Friday, August 01, 2008

Narrative and Factual Inference

In recent years it has become fashionable -- almost de rigeur -- to talk about "narrative" when talking about factual inference in legal settings. This habit of mind has even percolated into the halls of the Supreme Court. (I assume that the Supreme Court building has halls.) See Old Chief v. United States, 519 U.S. 172 (1997) (Souter, J., for the Court). This shift in interest is, on the whole, a good thing, I think. But it is also worth asking why it this development is a good thing. Yes, (some) stories have rhetorical and persuasive force. Yes, (many) stories serve as powerful mnemonic devices. But if the question is whether we should be interested in stories if our ultimate interest is accurate (as well as entertaining or advantageous etc.) factual inference in settings such as trials, the answer is less obvious. We must begin, I think, by distinguishing between two types of "stories." One type of story is a scenario, which, in the parlance of social scientists and other such folks, is a causal hypothesis-a hypothesis about the connections between specified events over time. Another type of story is broader: this broader type of story is an account that has, not only causal explanatory force, but also ingredients such as dramatic appeal, emotional punch, human actors, and the like. A strong case can be made that either all factual issues or almost all factual issues are effectively scenarios -- this on the ground that all, almost all, or many factual hypotheses in legal settings are effectively hypotheses about some possible sequence of connected events in time.

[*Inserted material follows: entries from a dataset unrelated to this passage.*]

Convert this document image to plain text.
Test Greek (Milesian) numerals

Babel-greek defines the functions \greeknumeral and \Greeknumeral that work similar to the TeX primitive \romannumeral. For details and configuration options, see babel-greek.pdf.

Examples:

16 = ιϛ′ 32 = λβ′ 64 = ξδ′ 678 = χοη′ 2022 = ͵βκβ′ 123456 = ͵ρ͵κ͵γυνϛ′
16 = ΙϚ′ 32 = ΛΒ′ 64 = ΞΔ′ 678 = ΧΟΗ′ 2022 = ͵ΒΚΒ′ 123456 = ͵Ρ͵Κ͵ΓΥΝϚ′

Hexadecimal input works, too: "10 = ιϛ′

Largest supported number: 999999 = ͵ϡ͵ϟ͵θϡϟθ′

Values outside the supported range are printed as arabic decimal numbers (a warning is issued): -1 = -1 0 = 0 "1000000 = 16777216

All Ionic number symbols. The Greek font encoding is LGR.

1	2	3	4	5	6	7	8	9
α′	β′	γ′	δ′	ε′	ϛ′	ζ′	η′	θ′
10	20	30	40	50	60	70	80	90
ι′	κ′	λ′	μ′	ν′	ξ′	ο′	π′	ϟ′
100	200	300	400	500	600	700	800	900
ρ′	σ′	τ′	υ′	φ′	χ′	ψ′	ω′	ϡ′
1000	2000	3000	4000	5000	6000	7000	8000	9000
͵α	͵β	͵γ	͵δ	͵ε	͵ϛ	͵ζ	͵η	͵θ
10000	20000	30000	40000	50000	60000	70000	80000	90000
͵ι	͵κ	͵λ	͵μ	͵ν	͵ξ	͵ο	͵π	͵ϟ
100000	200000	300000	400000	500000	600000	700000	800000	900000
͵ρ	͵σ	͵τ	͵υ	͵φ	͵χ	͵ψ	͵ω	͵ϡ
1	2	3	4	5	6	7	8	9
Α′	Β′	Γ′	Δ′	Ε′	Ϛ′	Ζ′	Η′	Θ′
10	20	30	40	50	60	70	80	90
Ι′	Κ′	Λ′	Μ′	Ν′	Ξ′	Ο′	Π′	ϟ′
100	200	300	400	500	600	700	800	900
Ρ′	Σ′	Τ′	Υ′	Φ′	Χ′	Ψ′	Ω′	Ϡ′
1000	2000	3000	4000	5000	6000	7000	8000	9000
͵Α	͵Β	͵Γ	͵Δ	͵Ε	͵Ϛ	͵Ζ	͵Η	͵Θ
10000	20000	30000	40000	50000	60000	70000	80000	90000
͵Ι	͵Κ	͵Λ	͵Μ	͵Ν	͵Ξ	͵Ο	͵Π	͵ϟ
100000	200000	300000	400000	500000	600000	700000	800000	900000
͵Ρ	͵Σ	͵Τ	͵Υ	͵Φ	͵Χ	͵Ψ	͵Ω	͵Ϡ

However, it may be less clear that epistemic considerations--i.e., truthseeking considerations--make stories in the sense of narrative necessary. But perhaps "necessity" is too strong a requirement here. Perhaps it is enough if we show (if we can) that stories with emotional wallop etc., generally promote [under some circumstances] the search for the truth, generally advance [under some circumstances] accurate fact finding. (This thesis is a variant of the sensible notion that practical epistemic maxims should take the human animal as we find him [or her].)